Обратите внимание на выражение, употребленное Еленой Ивановной, – «первые коммерческие закупки». С точки зрения норм русского языка коммерция есть торговля и любая купля-продажа есть коммерческое действие. Но не следует думать, что «коммерческие закупки» – это «масло масляное»! Нет и нет! Поскольку много-много лет аптеки (и не только аптеки) весь свой товар получали от государства, то в те времена в умах их руководителей сформировалось четкое разделение процесса закупок на две части и «коммерческими» именовались все закупки, сделанные у негосударственных коммерсантов. Они считались немного опасными и вроде бы даже не совсем легальными, но деваться-то было некуда!
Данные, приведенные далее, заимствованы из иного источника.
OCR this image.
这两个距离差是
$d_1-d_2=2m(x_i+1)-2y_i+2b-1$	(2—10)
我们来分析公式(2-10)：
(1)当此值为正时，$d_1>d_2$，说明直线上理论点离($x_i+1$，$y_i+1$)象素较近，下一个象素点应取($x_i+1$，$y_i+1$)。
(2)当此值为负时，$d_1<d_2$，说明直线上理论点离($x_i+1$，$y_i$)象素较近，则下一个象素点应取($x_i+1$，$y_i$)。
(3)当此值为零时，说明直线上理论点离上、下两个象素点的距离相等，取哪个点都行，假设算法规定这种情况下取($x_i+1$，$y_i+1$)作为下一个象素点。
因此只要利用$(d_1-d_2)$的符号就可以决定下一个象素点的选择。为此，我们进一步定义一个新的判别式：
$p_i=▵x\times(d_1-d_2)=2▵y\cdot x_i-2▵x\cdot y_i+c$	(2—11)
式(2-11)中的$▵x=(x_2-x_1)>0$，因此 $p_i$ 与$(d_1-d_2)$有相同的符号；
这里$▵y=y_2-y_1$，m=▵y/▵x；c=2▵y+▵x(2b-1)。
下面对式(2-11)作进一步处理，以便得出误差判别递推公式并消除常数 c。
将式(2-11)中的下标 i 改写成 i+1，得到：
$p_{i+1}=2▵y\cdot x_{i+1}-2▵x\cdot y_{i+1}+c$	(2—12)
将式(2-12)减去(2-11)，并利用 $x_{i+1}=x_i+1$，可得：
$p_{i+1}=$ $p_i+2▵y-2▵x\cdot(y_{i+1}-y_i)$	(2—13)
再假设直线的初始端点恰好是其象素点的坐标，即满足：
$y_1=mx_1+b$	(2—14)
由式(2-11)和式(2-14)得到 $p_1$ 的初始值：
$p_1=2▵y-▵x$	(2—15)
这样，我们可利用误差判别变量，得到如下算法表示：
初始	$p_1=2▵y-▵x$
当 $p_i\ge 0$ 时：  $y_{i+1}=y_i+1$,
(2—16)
Первую партию товара мы распродали за неделю, и выяснилось, что она принесла около полутора тысяч долларов прибыли. Из этого можно заключить, что наценка в среднем была около 50 %.
Мы с Леной гордо раздали сами себе зарплату, заплатили за аренду до конца месяца, а остальные деньги сдали «боссам». Они тут же снова поехали в Польшу за товаром, и так повторилось несколько раз, пока не стало ясно, что нам очень мешает скромный масштаб наших операций.
Покупатели валили толпой, с боем расхватывая наш товар, а в промежутках, когда Виталий и Валентин уезжали за очередной партией, у нас не было отбоя от нервных звонков из аптек, интересовавшихся, когда же мы возобновим продажи.
Было очень глупо половину времени терять впустую, и однажды Виталий и Валентин пришли в офис с очень серьезными и испуганными лицами и сообщили, что они решились на чрезвычайно рискованную операцию – взяли в банке кредит, «законвертировали» рубли в доллары и безналичным платежом отправили в Польшу на завод! И скоро приедет целая фура таблеток! Половина пойдет в Питер, где тоже начала функционировать питерская «Фармапомощь», которой рулил брат Виталия по имени Аркадий. Вторая половина груза была предназначена нам.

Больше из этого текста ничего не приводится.